Friday, May 2, 2014

Writing the Book on MH 370, the First "Virtual Crash"

When families of the passengers on Malaysia 370 were notified via text message that those aboard the missing jetliner were likely dead, attention focused on the ham handed-ness of such a notification. "Deep sadness and regret" delivered via cell phone just seems wrong. 

There is another significance to this first-ever, intentional digital notification in an air disaster, as pointed out to me last night by the thoughtful and experienced French air accident investigator Olivier Ferrante.

So far, it is a crash with no airplane, no bodies, no crash site, no physical evidence, he told me. "It is a virtual crash until a piece of wreckage is found."

It could be the title for my new book, which ta da!  Penguin Books has just announced it will publish in the near future. I'm not going to steal Ferrante's turn of phrase, just discuss it for a moment. 

NTSB's Swaim examines TWA 800 wiring
With the loss of Malaysia 370, the century-old tradition of examining air accidents by kicking tin, has been eclipsed with something that is not necessarily hands-on.

I remember a photo used in my book on TWA Flight 800, Deadly Departure,  of the NTSB's Bob Swaim examining airplane wiring inch by inch using a magnifying glass. That was 18 years ago. He had a plane to examine.

The Malaysians and their multinational advisors don't even have that. The magnifying glass is this case is the calculator as every scrap of information is considered for how it might be pushed and prodded to reveal something larger than itself. 

Surely this is how Inmarsat pings with one simple dumb function; querying the plane to know if it was still powered, turned out to be the hugely beneficial clue as to where the plane might be.

New Scientist magazine reported yesterday that apps, cameras, accelerometers, and of course text messages on the digital devices of MH 370 passengers could hold clues to what happened as they have done in previous events like the Reno Air Race crash in 2011 and about which I reported for The New York Times after an amazing presentation on this subject by Adam Cybanski of the Canadian National Defense Forces. 

Photo courtesy Royal Australian Air Force 
It won't be simple and it makes the enormous presumption that a) the airplane will be found and b) that any of it can be recovered before even getting to c) that these digital devices prove to be useful.

Another new investigative tool, approached with some degree of ambivalence is crowd sourcing.  Throughout the nearly two months of coverage of the accident, technical publications and sites for aviation professionals have taken interested readers on deep dives into obscure subjects. Reading these posts and the comments that follow can provide fresh-eyes insight into technical subjects. 
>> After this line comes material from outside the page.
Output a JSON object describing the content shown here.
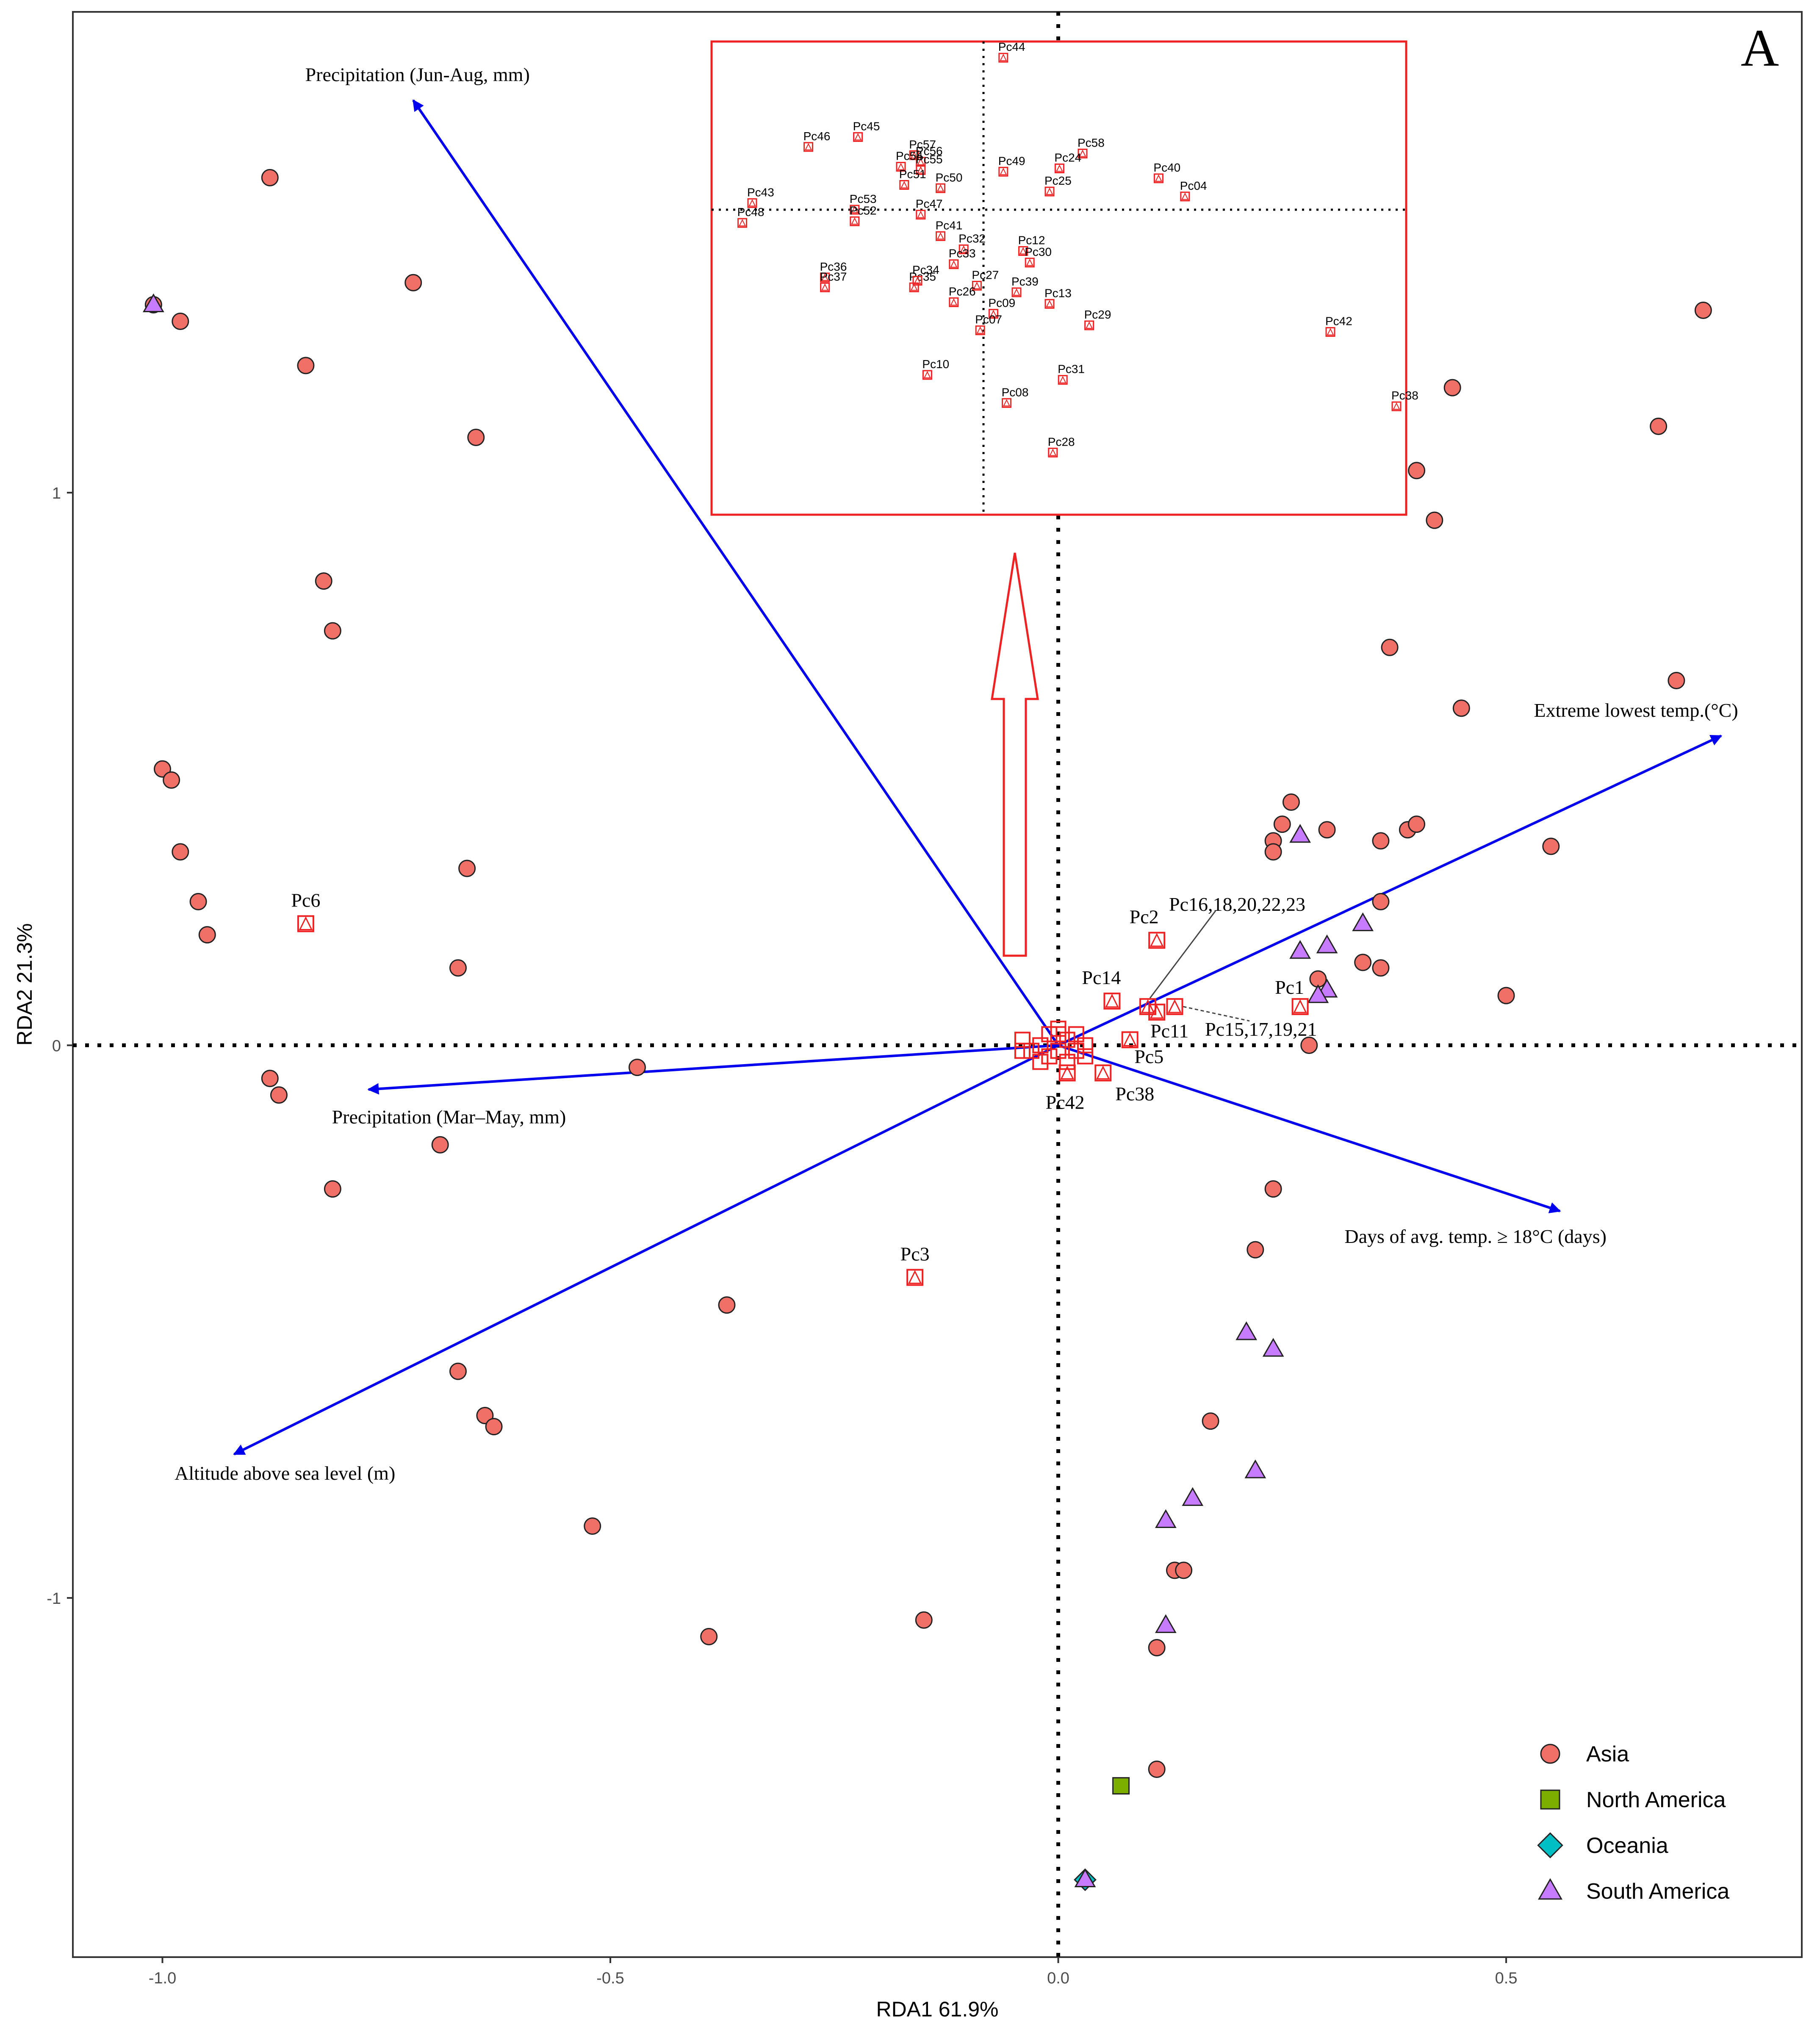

And while professional investigators are somewhat apprehensive about the amount crackpot postings they may have to wade through, one recently told me, "You never know who is going to give you valuable information," she said. You are one conversation from finding out something truly illuminating.  
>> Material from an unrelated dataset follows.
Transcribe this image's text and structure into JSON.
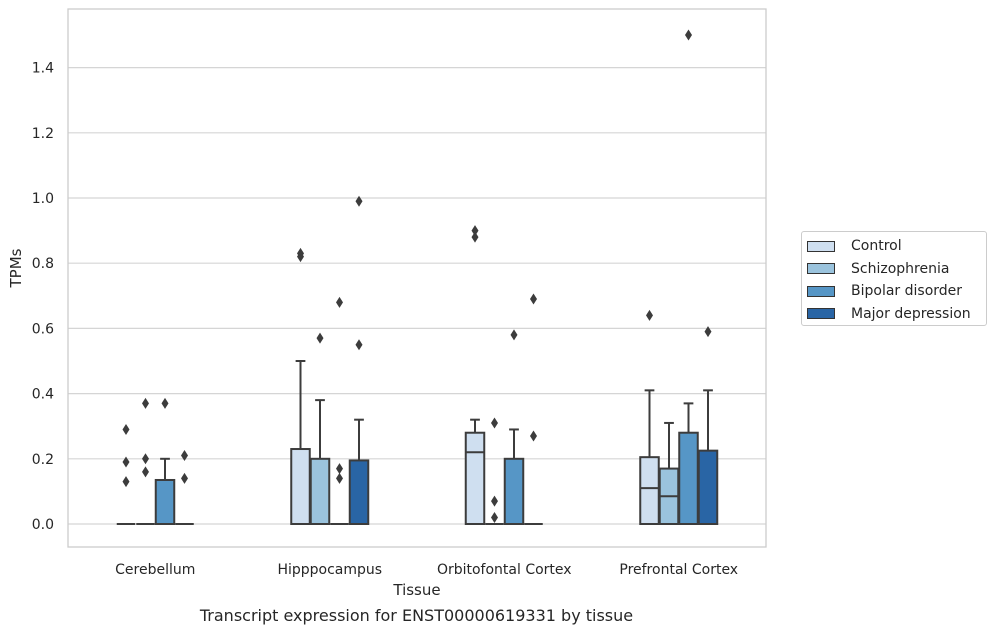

In the past, expediency would allow the professionals to bypass the potential jewels of information hidden in a pile of unhelpful suggestions from armchair investigators. In the past, hands on the metal was often enough.  In MH 370 there is nothing, which means that everything might be valuable -even the virtual. 
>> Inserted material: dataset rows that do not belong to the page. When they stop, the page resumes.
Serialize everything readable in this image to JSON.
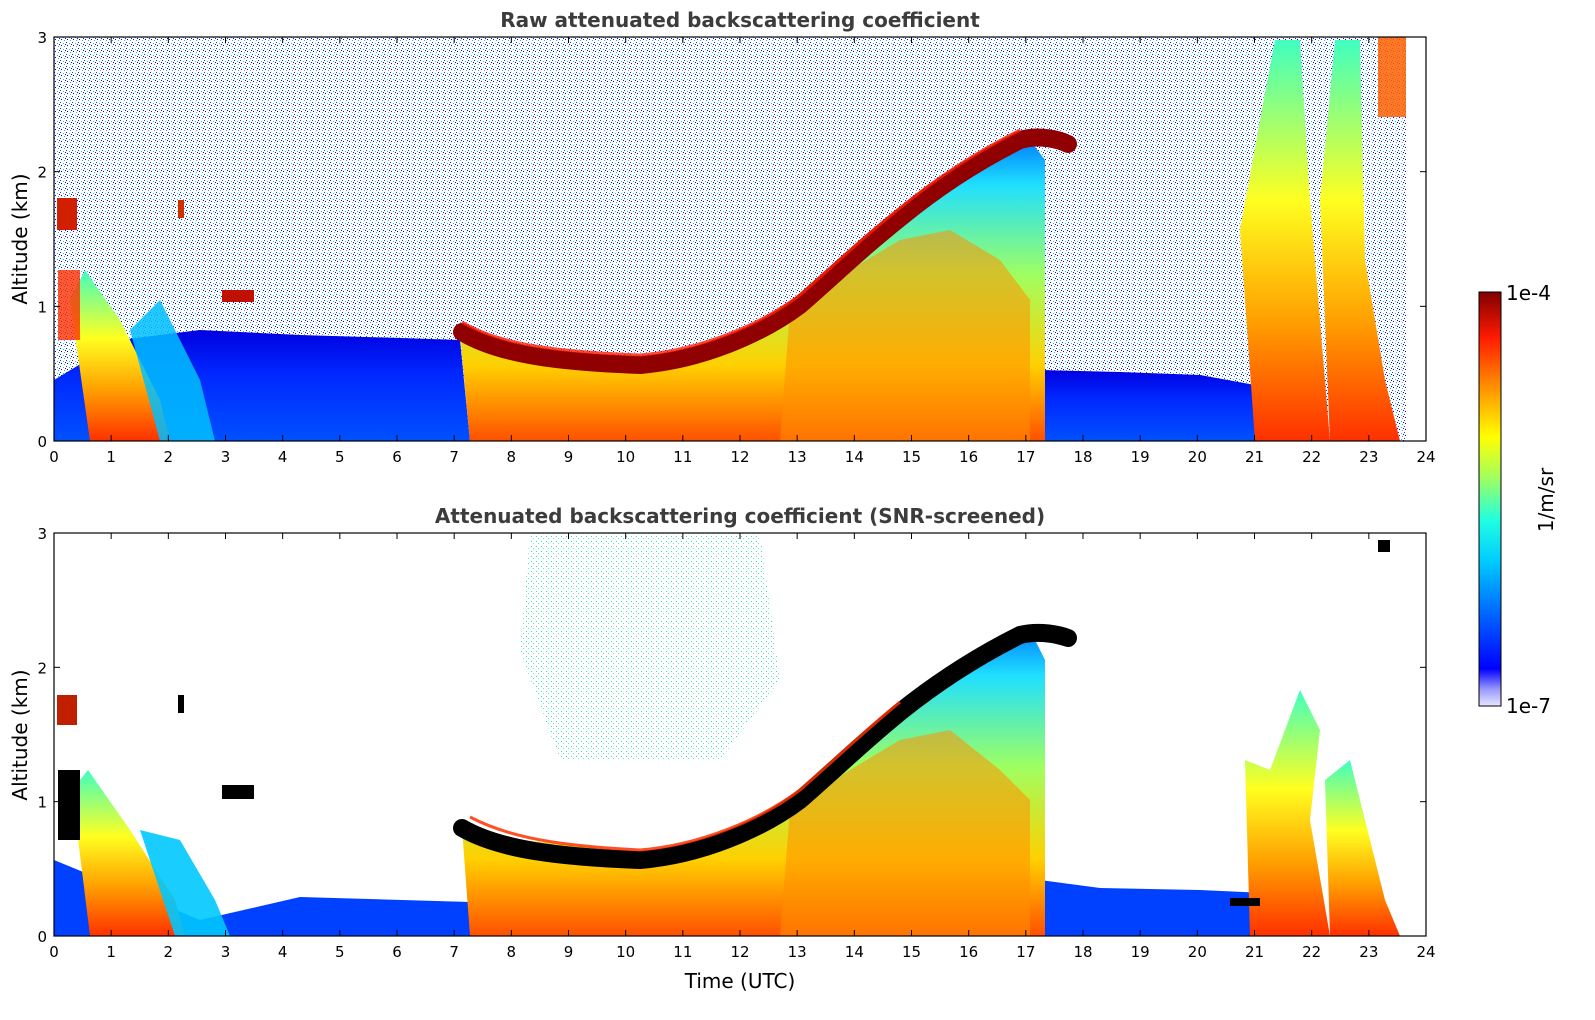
{
  "chart_data": [
    {
      "type": "heatmap",
      "title": "Raw attenuated backscattering coefficient",
      "xlabel": "",
      "ylabel": "Altitude (km)",
      "xlim": [
        0,
        24
      ],
      "ylim": [
        0,
        3
      ],
      "xticks": [
        "0",
        "1",
        "2",
        "3",
        "4",
        "5",
        "6",
        "7",
        "8",
        "9",
        "10",
        "11",
        "12",
        "13",
        "14",
        "15",
        "16",
        "17",
        "18",
        "19",
        "20",
        "21",
        "22",
        "23",
        "24"
      ],
      "yticks": [
        "0",
        "1",
        "2",
        "3"
      ],
      "features": {
        "boundary_layer_top_km": [
          {
            "t": 0,
            "z": 0.55
          },
          {
            "t": 1,
            "z": 0.85
          },
          {
            "t": 2,
            "z": 0.8
          },
          {
            "t": 3,
            "z": 0.75
          },
          {
            "t": 4,
            "z": 0.7
          },
          {
            "t": 5,
            "z": 0.7
          },
          {
            "t": 6,
            "z": 0.75
          },
          {
            "t": 7,
            "z": 0.8
          },
          {
            "t": 7.1,
            "z": 0.83
          },
          {
            "t": 8,
            "z": 0.65
          },
          {
            "t": 9,
            "z": 0.58
          },
          {
            "t": 10,
            "z": 0.55
          },
          {
            "t": 11,
            "z": 0.6
          },
          {
            "t": 12,
            "z": 0.75
          },
          {
            "t": 13,
            "z": 1.0
          },
          {
            "t": 14,
            "z": 1.4
          },
          {
            "t": 15,
            "z": 1.75
          },
          {
            "t": 16,
            "z": 2.05
          },
          {
            "t": 17,
            "z": 2.3
          },
          {
            "t": 17.8,
            "z": 2.2
          }
        ]
      }
    },
    {
      "type": "heatmap",
      "title": "Attenuated backscattering coefficient (SNR-screened)",
      "xlabel": "Time (UTC)",
      "ylabel": "Altitude (km)",
      "xlim": [
        0,
        24
      ],
      "ylim": [
        0,
        3
      ],
      "xticks": [
        "0",
        "1",
        "2",
        "3",
        "4",
        "5",
        "6",
        "7",
        "8",
        "9",
        "10",
        "11",
        "12",
        "13",
        "14",
        "15",
        "16",
        "17",
        "18",
        "19",
        "20",
        "21",
        "22",
        "23",
        "24"
      ],
      "yticks": [
        "0",
        "1",
        "2",
        "3"
      ]
    }
  ],
  "colorbar": {
    "label": "1/m/sr",
    "max_label": "1e-4",
    "min_label": "1e-7",
    "colors": [
      "#e8e8ff",
      "#0000ff",
      "#00a0ff",
      "#00ffff",
      "#80ff80",
      "#ffff00",
      "#ff8000",
      "#ff0000",
      "#800000"
    ]
  }
}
So you can call Malaysia 370 the virtual crash. You can call it a complex mathematical challenge. Whatever you call it, one thing is for sure. It is the investigation of the future and the future is now. 

The Crash Detectives will be published by Penguin Books in 2016.


Jayhawk said...

I think "virtual crash" may not capture the issue. It suggests the victims were "virtual" humans, which, of course, dehumanizes them and the plight of their families. Alas, the loss of this flight is not a video game--notwithstanding the only evidence of the last hours consists of a few electronic blips.

Frank Van Haste said...

The only phrase I can think of, Christine, that "nails" the situation is the old German "spurlos versenkt" (literally, "sunk with no trace"). Not recommending you use it, as it has connotations regarding unrestricted submarine warfare that don't sit easily here -- but the feeling of mystery fits.


(Incidentally, am I safe in assuming that you're all set with NTSB contacts in this?)

Anonymous said...

There were plenty of clues that Malaysians missed until much later.

Anonymous said...

Malaysia will continue to search to the last foreigner's funds!

But wait until they need ringgit.

Anonymous said...


Anonymous said...

Is there an estimated publication date of your book? Given your reputation I very much want to read it.
As an Australian--where the search is based--I am still intrigued by the report of an oil platform worker of a flaming plane in the waters around Thailand. I believe there were military exercises going on there and the American navy has mistakenly shot down an Iranian civil air flight some years back

Anonymous said...

Another load of Rubbish from a Talking Head, that won't tell us anything we don't already know, that will come to no conclusion, because we don't know, and a lot of losers will buy it.